A San Antonio addiction nonprofit that spent the week staring down a multimillion dollar financial cliff now has its footing back. The San Antonio Council on Alcohol and Drug Awareness says federal officials have reversed course and restored four Substance Abuse and Mental Health Services Administration grants totaling more than $5 million, preserving local prevention, treatment and recovery programs for Bexar County residents.
SACADA said today that SAMHSA had rescinded earlier termination notices, a move that lets the organization keep operating its prevention, intervention and recovery services without interruption, as reported by WOAI. According to the group, the grants were not cut over performance problems or misuse of funds. The notices instead cited a vague “non-alignment with agency priorities.”
How the Nationwide Rollback Unfolded
Earlier in the week, federal letters abruptly terminated roughly 2,000 SAMHSA awards, a nationwide rollback estimated at nearly $2 billion that set off alarms among advocacy groups and lawmakers, according to AP News. Providers around the country said the sudden cuts left them scrambling to cover payroll, continue trainings and adjust patient care plans with almost no warning.

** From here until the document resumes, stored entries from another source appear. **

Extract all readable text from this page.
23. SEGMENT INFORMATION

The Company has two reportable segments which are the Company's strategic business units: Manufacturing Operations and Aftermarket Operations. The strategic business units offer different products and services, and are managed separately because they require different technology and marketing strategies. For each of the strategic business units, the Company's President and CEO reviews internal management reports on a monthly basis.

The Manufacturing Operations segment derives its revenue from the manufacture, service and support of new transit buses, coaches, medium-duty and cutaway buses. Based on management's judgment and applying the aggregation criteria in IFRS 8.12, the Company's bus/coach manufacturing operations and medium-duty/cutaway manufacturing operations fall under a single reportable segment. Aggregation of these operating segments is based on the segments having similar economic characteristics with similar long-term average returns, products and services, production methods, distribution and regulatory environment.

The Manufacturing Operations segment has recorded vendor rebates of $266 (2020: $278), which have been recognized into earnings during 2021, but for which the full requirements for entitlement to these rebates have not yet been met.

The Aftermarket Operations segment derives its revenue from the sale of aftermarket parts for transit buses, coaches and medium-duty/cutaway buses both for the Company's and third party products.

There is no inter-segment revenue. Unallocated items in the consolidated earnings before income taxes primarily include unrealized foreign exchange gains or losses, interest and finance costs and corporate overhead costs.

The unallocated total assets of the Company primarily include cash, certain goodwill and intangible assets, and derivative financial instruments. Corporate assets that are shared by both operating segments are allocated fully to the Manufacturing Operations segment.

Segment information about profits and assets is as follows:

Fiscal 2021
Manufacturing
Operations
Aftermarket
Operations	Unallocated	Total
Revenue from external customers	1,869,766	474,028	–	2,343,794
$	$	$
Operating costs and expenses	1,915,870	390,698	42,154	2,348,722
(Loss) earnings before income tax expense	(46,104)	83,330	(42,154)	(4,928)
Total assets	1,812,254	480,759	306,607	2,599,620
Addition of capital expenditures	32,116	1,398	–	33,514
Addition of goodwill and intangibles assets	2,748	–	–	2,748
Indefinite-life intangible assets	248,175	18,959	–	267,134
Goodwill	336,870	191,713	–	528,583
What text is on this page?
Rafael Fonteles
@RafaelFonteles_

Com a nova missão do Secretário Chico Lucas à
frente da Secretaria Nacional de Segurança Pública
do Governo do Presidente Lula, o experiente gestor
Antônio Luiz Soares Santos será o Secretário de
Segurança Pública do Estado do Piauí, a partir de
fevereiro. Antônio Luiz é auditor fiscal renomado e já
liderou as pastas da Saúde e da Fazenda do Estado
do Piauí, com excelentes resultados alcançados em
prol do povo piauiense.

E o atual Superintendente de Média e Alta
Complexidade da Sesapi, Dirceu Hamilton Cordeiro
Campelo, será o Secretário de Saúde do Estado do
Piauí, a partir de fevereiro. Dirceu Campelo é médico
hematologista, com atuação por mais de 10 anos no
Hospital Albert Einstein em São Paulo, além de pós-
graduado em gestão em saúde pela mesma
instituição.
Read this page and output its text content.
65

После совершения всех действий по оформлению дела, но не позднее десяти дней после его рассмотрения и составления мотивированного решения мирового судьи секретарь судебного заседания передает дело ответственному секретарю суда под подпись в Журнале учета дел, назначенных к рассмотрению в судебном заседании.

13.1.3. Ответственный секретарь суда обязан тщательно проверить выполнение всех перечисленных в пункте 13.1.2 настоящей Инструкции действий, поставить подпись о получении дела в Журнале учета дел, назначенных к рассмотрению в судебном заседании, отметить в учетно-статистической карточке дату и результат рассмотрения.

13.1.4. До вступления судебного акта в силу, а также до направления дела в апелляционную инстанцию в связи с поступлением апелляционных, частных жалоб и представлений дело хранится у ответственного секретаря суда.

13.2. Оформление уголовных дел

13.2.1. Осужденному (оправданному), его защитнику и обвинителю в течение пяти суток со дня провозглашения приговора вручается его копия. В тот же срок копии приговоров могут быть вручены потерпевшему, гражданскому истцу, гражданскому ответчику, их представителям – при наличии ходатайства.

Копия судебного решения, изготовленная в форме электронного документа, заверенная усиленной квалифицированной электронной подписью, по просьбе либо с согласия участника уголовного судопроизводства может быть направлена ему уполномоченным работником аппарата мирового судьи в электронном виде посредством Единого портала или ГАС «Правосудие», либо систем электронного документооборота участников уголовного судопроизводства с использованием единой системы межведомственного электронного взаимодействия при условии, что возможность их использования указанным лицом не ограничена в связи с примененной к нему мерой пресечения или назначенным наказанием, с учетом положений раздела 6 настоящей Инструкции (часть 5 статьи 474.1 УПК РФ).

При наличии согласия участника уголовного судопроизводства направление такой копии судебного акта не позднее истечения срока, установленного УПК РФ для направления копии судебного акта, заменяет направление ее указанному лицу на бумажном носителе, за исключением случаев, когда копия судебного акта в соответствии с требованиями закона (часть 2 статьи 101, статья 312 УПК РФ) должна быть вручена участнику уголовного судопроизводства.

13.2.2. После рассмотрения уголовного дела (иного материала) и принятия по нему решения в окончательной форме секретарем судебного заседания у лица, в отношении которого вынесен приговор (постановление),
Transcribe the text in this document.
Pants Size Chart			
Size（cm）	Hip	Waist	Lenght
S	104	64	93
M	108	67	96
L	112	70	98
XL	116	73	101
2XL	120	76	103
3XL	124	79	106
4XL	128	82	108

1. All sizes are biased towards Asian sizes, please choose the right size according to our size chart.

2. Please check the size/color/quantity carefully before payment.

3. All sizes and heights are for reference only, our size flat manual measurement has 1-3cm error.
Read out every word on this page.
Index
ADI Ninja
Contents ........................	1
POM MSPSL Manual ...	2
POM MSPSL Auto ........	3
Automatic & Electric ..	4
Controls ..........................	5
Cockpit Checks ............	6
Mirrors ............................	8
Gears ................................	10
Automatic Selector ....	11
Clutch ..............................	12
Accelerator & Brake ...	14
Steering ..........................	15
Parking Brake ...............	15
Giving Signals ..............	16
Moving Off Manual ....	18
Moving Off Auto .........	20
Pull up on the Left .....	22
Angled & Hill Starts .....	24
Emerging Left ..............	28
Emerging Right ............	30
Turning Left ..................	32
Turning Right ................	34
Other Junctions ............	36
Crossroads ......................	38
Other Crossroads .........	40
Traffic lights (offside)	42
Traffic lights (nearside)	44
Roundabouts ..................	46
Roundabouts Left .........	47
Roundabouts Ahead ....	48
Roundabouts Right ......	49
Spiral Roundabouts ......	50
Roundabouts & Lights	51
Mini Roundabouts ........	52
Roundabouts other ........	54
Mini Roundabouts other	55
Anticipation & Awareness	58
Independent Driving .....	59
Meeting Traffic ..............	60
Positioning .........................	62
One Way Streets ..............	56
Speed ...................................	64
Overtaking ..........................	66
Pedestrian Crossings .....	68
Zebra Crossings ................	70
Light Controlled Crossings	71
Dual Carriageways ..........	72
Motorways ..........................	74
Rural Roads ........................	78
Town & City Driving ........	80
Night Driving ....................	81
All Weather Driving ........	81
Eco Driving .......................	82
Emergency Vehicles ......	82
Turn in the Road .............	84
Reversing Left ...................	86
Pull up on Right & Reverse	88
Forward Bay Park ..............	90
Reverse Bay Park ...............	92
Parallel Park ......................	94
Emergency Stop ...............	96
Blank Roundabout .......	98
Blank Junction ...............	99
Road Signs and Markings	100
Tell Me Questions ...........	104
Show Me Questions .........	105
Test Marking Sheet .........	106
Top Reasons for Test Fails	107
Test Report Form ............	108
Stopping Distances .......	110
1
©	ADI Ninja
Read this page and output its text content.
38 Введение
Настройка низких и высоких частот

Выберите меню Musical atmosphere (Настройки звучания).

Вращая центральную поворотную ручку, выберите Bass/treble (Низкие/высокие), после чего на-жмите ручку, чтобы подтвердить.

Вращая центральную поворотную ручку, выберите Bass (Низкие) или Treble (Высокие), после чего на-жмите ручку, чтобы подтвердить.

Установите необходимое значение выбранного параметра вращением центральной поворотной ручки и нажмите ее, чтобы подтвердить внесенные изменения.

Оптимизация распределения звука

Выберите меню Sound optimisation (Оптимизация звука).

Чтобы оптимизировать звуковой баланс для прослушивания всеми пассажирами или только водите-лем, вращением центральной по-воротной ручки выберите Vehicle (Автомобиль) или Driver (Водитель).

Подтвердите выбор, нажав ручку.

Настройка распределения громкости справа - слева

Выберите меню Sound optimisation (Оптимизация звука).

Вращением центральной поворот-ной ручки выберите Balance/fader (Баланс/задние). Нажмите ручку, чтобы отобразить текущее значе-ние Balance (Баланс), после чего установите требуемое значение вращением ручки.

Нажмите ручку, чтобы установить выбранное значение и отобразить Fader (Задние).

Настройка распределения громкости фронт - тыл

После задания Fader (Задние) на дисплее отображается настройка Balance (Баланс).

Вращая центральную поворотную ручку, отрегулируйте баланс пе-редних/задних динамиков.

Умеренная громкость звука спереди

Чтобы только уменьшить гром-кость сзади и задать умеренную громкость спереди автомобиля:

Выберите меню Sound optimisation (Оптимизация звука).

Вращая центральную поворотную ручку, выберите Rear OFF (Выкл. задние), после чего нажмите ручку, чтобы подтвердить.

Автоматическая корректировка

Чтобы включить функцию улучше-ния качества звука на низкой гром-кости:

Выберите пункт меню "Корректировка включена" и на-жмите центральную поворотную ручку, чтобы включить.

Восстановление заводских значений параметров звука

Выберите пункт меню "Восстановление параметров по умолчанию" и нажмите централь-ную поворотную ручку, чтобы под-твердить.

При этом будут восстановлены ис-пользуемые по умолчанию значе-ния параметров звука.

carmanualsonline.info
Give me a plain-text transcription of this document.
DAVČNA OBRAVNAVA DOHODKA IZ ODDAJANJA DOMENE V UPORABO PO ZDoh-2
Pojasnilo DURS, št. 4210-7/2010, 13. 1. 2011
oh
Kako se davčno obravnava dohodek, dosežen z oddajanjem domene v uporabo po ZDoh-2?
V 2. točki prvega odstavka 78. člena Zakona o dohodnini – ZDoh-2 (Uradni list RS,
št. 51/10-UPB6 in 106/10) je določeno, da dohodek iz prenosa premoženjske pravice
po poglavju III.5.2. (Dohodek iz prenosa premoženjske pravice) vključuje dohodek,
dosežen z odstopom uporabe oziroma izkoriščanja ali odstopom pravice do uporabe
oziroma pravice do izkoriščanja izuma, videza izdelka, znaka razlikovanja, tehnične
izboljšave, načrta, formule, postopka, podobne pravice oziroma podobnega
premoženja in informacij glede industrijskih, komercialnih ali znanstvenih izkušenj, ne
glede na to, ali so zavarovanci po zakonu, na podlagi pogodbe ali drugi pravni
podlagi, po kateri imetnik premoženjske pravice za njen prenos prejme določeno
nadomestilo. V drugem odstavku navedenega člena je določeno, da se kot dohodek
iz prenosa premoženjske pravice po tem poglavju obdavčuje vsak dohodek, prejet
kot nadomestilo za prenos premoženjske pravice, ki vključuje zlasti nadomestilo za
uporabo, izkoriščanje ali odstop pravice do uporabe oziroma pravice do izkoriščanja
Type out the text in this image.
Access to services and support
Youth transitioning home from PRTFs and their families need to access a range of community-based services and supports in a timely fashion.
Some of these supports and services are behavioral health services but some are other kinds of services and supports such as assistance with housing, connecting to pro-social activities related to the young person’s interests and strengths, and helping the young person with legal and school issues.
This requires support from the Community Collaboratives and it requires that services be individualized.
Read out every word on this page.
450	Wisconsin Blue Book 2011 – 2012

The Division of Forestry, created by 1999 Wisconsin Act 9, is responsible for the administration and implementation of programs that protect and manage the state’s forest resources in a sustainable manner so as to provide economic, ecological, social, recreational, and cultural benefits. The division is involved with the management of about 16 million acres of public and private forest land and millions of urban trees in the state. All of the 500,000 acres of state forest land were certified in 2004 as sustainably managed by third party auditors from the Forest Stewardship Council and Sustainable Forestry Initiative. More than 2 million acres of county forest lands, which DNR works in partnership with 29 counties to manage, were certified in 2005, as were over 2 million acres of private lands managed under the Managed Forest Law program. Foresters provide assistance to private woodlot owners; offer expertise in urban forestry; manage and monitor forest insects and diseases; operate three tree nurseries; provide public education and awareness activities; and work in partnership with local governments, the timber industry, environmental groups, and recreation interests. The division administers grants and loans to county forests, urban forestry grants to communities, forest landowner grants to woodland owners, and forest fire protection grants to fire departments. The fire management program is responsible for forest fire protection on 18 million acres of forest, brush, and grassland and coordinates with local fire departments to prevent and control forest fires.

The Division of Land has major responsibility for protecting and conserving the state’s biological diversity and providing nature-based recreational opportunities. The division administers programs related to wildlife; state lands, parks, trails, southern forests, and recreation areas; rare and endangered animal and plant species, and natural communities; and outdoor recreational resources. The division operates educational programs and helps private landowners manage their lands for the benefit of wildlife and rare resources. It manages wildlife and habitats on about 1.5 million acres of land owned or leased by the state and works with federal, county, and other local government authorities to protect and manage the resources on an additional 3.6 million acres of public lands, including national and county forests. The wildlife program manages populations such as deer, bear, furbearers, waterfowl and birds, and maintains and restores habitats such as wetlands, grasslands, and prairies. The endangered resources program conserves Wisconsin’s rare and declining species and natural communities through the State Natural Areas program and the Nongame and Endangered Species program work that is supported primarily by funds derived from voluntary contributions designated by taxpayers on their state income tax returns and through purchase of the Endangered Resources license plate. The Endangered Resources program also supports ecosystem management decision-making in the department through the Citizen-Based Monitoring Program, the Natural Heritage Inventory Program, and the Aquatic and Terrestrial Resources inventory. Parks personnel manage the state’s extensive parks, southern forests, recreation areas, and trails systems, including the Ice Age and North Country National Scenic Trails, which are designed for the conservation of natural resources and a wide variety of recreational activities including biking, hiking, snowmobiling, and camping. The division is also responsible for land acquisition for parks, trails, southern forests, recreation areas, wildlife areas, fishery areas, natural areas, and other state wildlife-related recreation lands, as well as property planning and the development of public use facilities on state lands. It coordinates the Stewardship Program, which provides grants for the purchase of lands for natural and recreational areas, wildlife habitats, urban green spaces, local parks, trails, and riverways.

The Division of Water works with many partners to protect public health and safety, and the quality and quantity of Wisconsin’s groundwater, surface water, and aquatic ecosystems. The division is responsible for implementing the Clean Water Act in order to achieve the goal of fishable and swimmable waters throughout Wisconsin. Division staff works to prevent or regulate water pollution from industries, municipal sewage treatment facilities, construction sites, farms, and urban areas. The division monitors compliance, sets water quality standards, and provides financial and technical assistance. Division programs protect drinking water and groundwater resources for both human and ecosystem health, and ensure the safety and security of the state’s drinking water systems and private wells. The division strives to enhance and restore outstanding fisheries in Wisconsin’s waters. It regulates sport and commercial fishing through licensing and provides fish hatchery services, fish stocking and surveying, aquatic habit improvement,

Federal Notices Rescinded After Pushback
By Thursday, the government started sending out a very different kind of letter. Official notices of restoration told grantees that the earlier termination “is hereby rescinded” and said their awards “will remain active under its original terms and conditions,” as reported by NPR. Federal officials have not publicly clarified who ordered the mass cancellations or who signed off on the quick reversal.
What It Means for San Antonio
SACADA’s programs, which include prevention education, naloxone distribution and recovery coaching, serve thousands of people in Bexar County and nearby communities, according to SACADA. The nonprofit and local coverage say the group had warned that losing the grants so abruptly could trigger relapses, overdoses and service gaps, and it had urged lawmakers to step in, as reported by KABB/FOX San Antonio. With the money restored, SACADA says it will continue normal operations while pushing federal officials for written confirmation and more clarity about what happened.
Advocates and lawmakers say the whiplash episode highlighted just how dependent local behavioral-health systems are on consistent federal support. They are calling for safeguards that would prevent another abrupt disruption that could put patients and providers at risk, according to AP News.